最先端の外国の教育理論も取り入れて、素晴らしい教育環境も実現できて(電車の教室とか)、人格的にも素晴らしい校長先生は、理想を実現した素晴らしい方であることは確かです。国民的スターなどを生み出したことは確かに賞賛に値することですし、素晴らしいことであることに間違いありません。

しかし「貧弱な」公立教育であったとしても、無数の名もない教師たちが大勢の市井の人々をなんとか生活できるように社会に送り出す仕事を担ったおかげで、このともえ学園と言う「恵まれた囲いの羊たちの奇跡的な教育」が存在できたということは、見落としてはならないポイントだと思います。

そういう視点がないと、「ともえ学園・校長先生は素晴らしい。それに比べてウチの子の学校は・先生は」という勘違いの批判・不満を持ってしまうのではないかと危惧しました。

それから、ともえ学園の校長先生の言葉に引っかかった部分がありました。

「とっとちゃんは、本当はいい子なんだよ。」という、言葉です。
自分を卑下することなく、自分に自信を持って良い、という意味で言われているのだと思いますが、それまでの経緯を考えると、またともえ学園の役割から考えると、果たして適切な言葉なのだろうかと思いました。

「いい子」とは何でしょうか?それは、「大人にとって都合のいい子供」です。
尋常小学校で求められるのは、そういう子供です。限られた時間・限られたリソースで、効率よく子供を社会に最低限適応できるように「仕上げる」のに「都合のいい子」です。そこに、きらめくような個性・感性は必要ない…むしろ押し殺すもの・捨て去るべきもの、であるはずです。

僕ならとっとちゃんにこのように言ってあげたい。
「君はとっとちゃん。他の誰でもない。ここでは、君はそのままでいて良いんだよ。大人にとって都合のいい子になる必要はないんだ。君は君のやりたいことを君のできる範囲でやって大丈夫だよ。」と。

そして、②「戦争」に対する自虐史観的な全体主義への通り一遍の批判めいたものに違和感を感じました。

映画の中では「ともえ学園の「個人(尊重)主義」」と対立する図式で「戦争・全体主義」が対比されていたように感じました。

これも、あの当時の時代背景を考えなくてはならないと思うのです。
この映画を見ると、校長先生の言うように「見ても・聞いても、理解しない。自分の頭で考えない。」ことが戦争を引き起こし、ひいては戦争協力へと人々を駆り立てていった。と言うふうに描かれているように思えます。自虐史観的な。

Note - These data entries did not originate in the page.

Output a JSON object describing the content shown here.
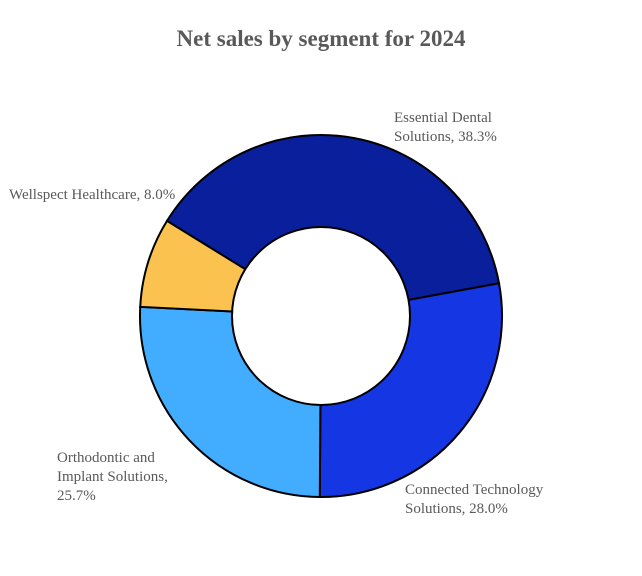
{
  "chart_data": {
    "type": "pie",
    "variant": "donut",
    "title": "Net sales by segment for 2024",
    "start_angle_deg": -58.3,
    "direction": "clockwise",
    "slices": [
      {
        "name": "Essential Dental Solutions",
        "value": 38.3,
        "label_lines": [
          "Essential Dental",
          "Solutions, 38.3%"
        ],
        "color": "#0a1f9b"
      },
      {
        "name": "Connected Technology Solutions",
        "value": 28.0,
        "label_lines": [
          "Connected Technology",
          "Solutions, 28.0%"
        ],
        "color": "#1536e3"
      },
      {
        "name": "Orthodontic and Implant Solutions",
        "value": 25.7,
        "label_lines": [
          "Orthodontic and",
          "Implant Solutions,",
          "25.7%"
        ],
        "color": "#42adff"
      },
      {
        "name": "Wellspect Healthcare",
        "value": 8.0,
        "label_lines": [
          "Wellspect Healthcare, 8.0%"
        ],
        "color": "#fbc250"
      }
    ]
  }
}
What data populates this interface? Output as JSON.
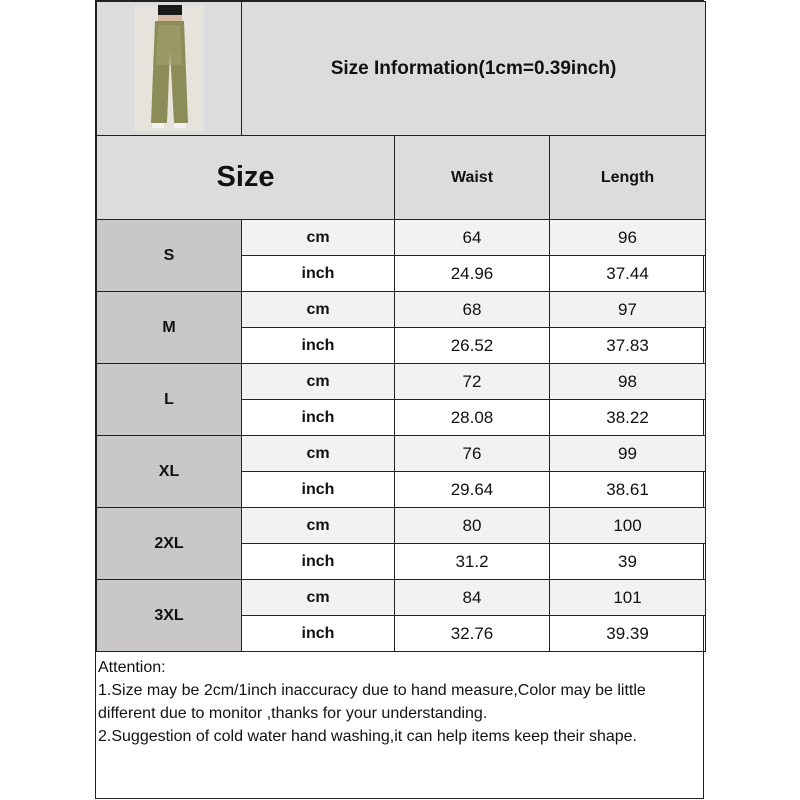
{
  "title": "Size Information(1cm=0.39inch)",
  "header": {
    "size": "Size",
    "columns": [
      "Waist",
      "Length"
    ]
  },
  "rows": [
    {
      "size": "S",
      "cm": {
        "unit": "cm",
        "waist": "64",
        "length": "96"
      },
      "inch": {
        "unit": "inch",
        "waist": "24.96",
        "length": "37.44"
      }
    },
    {
      "size": "M",
      "cm": {
        "unit": "cm",
        "waist": "68",
        "length": "97"
      },
      "inch": {
        "unit": "inch",
        "waist": "26.52",
        "length": "37.83"
      }
    },
    {
      "size": "L",
      "cm": {
        "unit": "cm",
        "waist": "72",
        "length": "98"
      },
      "inch": {
        "unit": "inch",
        "waist": "28.08",
        "length": "38.22"
      }
    },
    {
      "size": "XL",
      "cm": {
        "unit": "cm",
        "waist": "76",
        "length": "99"
      },
      "inch": {
        "unit": "inch",
        "waist": "29.64",
        "length": "38.61"
      }
    },
    {
      "size": "2XL",
      "cm": {
        "unit": "cm",
        "waist": "80",
        "length": "100"
      },
      "inch": {
        "unit": "inch",
        "waist": "31.2",
        "length": "39"
      }
    },
    {
      "size": "3XL",
      "cm": {
        "unit": "cm",
        "waist": "84",
        "length": "101"
      },
      "inch": {
        "unit": "inch",
        "waist": "32.76",
        "length": "39.39"
      }
    }
  ],
  "attention": {
    "heading": "Attention:",
    "lines": [
      "1.Size may be 2cm/1inch inaccuracy due to hand measure,Color may be little different due to monitor ,thanks for your understanding.",
      "2.Suggestion of cold water hand washing,it can help items keep their shape."
    ]
  },
  "colors": {
    "header_bg": "#dddcdc",
    "size_cell_bg": "#c9c7c7",
    "cm_row_bg": "#f2f2f2",
    "inch_row_bg": "#ffffff",
    "border": "#222222"
  }
}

しかし異論は認めますが、あの当時の日本は外国の圧力のもとで、いやでも戦争をせざるを得なかった状況にあったし、もし日本国民の全てが「私は人を殺したくないので戦争に参加しません」と兵役を拒否したら、すぐさま日本は植民地になっていたでしょう。

今の日本を礎いたのは誰でしょうか。国民のうちごく少数は無批判に妙な愛国心に燃えた「自分の頭で考えない人」であったのかもしれませんが、大多数はただただ日本の国の将来を思い、家族を思い、自分を捨てて命をかけて戦った大多数の名もない人たちだったと言うことを忘れてはならないと思います。

私達はいつも目立ったスターを賞賛します。
TVの向こうには、そういう人たちがいつも輝かしく映し出されています。
とっとちゃんも、もちろんご自分の弛まぬ努力の故にだと思いますが、日本でもナンバーワンのTVのスターになりました。ご両親や、ともえ学園の素晴らしい環境、ともえ学園の校長先生、その他、いろいろなことに恵まれて、「困った子」がスターになりました。

しかし、僕たちのような平凡な市井の人々は、TVに写ることのないのこちら側の人、です。
TVに輝かしく映し出され・賞賛される「スター」と比べて、恵まれない自分を惨めになったりします。

しかし、社会は「スター」だけで成り立っているわけではありません。
社会の大部分は、恵まれた環境で生まれることがなく、教育にお金をかけることもできず、チャンスにも恵まれず、いい仕事にも就けなかった、その他大勢の人によって成り立っているのです。TVに惑わされず、そのことに心から気づいた時、人はありのままの自分を受け入れることができる。そう思います。

子供も楽しめる楽しくて明るい作品かと思ってみましたが、後半は暗い雰囲気かつダークな内容で(ホラー的要素はありませんが)、子供はあまり楽しめない作品ではないでしょうか。しかし、大人は教育論について考える良い機会になると思いました。むしろ大人に観ていただきたい作品です。美麗な映像と、人物の独特のアニメ表現(唇が明るい)は、良いと思いました。